As the title suggests, the authors apply SVMs to text classification using active learning techniques. This is the first active learning paper I’ve read, and it has provided me with some useful notions. I’ll be reading further in this field, as building e.g. a Tinder-like application for finding research articles of interest or for “e-Discovery” applications in litigation interest me. These are both examples of relevance feedback for *transduction* since the classifier will be applied to a collection of (unlabelled) samples that we know of in advance (in contrast, applying to unseen samples, e.g. for e-mail filtering, is *induction*). In machine learning, recognition of this distinction is due to Vapnik.

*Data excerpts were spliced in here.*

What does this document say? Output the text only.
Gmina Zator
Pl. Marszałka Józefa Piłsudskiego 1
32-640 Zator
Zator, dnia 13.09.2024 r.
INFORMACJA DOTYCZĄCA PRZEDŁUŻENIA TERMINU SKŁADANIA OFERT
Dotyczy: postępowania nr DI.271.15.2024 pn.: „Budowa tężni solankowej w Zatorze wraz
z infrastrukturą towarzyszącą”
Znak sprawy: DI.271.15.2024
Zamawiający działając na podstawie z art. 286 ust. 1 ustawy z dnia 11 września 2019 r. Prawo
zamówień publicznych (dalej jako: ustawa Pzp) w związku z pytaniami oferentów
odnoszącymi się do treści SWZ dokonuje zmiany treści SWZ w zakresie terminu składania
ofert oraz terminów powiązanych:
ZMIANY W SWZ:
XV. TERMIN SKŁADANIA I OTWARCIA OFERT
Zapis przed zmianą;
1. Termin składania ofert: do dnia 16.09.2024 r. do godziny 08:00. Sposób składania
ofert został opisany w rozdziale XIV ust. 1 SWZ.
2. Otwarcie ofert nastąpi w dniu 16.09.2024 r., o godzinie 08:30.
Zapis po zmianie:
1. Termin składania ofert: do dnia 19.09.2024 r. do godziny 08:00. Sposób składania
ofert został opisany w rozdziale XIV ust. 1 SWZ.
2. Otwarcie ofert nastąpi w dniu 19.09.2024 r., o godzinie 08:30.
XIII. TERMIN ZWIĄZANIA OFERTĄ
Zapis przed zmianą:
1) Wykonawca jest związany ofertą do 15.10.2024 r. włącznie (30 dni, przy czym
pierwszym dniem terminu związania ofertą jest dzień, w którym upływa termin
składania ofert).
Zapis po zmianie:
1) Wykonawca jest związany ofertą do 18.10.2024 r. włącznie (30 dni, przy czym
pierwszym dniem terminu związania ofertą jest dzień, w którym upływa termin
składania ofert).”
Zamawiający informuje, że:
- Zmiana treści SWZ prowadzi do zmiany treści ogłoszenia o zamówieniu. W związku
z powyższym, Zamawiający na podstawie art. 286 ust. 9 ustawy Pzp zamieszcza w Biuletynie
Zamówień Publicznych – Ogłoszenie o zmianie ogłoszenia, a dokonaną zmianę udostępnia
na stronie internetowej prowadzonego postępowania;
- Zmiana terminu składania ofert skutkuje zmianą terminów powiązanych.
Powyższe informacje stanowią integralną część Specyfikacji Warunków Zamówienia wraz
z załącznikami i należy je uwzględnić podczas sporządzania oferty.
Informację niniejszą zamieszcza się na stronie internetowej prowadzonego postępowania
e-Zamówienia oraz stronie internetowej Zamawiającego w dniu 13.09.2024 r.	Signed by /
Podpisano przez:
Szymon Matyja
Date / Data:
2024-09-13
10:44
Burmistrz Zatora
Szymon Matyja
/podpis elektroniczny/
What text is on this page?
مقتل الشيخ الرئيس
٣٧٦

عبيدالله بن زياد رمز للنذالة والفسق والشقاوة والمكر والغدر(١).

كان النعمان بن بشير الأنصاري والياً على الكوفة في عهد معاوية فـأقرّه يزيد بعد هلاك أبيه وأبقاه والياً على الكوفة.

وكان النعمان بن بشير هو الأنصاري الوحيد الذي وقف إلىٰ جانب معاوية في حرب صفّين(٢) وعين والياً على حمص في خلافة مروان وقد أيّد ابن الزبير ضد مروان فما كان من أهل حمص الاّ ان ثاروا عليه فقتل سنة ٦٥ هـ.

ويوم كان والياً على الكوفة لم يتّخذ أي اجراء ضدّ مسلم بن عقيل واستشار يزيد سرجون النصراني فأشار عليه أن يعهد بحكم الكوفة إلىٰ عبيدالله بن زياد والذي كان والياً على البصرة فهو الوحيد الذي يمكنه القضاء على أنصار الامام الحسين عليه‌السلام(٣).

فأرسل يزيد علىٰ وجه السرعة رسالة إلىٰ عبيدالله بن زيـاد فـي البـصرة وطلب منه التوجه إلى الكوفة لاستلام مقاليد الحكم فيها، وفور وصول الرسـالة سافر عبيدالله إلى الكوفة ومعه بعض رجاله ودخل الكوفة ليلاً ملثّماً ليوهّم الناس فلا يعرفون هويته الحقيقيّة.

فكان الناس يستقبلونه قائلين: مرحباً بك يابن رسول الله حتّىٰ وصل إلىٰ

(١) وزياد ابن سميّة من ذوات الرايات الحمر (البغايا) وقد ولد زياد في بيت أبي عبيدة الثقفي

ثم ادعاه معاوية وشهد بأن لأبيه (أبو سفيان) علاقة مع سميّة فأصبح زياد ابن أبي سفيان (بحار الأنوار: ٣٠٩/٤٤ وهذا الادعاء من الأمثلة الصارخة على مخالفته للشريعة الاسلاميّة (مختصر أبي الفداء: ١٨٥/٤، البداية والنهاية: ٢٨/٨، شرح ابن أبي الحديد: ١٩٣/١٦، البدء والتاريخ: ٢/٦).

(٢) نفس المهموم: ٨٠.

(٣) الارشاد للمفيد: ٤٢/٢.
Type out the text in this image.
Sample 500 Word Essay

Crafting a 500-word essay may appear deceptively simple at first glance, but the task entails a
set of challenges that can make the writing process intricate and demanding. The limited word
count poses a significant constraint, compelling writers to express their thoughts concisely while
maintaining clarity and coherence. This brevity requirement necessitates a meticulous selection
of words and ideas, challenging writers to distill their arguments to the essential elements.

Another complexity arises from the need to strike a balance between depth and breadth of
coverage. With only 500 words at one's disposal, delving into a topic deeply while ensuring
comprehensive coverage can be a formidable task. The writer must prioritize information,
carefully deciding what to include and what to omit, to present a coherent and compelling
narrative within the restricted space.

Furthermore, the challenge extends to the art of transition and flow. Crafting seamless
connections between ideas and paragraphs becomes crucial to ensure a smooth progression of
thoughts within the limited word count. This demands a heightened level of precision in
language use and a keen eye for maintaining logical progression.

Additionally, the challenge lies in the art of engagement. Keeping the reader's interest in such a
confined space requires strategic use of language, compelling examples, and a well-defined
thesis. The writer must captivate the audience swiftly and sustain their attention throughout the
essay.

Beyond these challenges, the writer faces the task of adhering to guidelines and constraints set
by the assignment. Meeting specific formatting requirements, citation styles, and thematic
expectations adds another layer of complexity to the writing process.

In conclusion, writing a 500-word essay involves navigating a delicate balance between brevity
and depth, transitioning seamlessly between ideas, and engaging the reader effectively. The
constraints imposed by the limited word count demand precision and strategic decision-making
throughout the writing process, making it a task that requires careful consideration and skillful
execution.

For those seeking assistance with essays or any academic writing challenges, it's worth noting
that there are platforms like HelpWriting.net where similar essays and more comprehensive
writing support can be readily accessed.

The authors introduce the notion of a *version space* for a SVM trained on linearly separable data: it is the set of all hyperplanes that separate the two classes in the training data, thought of as points on the unit sphere by taking the unit normal to the hyperplane. The area of the version space is thus a measure of our uncertainty of the true decision boundary. The authors propose an active learning approach that successively “queries” (i.e. requests the label for) a sample that would maximally reduce the area of the version space.

Three heuristic methods are proposed for choosing a such a sample: SimpleMargin, MaxMin Margin and Ratio Margin. The latter two outperform the former, but are significantly more expensive, computationally, since they require the training of SVMs and the cost of training a SVM is polynomial in the size of the training set. All three active learning methods are much better than random.

Linear separability of the training examples is not a problem for the authors, since they operate of word count vectors (the vocabulary size = rank is about 10k). In the case where a dense, lower dimensional vectorisation was used, linear separability would likely still hold, particularly if kernels were used.

The perform experiments using the Reuters corpus and a newsgroup collection.

**Questions**

- Active learning by successively reducing the area of the version space is an interesting approach. I wonder if, more generally, we might think of choosing a sample that maximally reduces the entropy of the posterior distribution?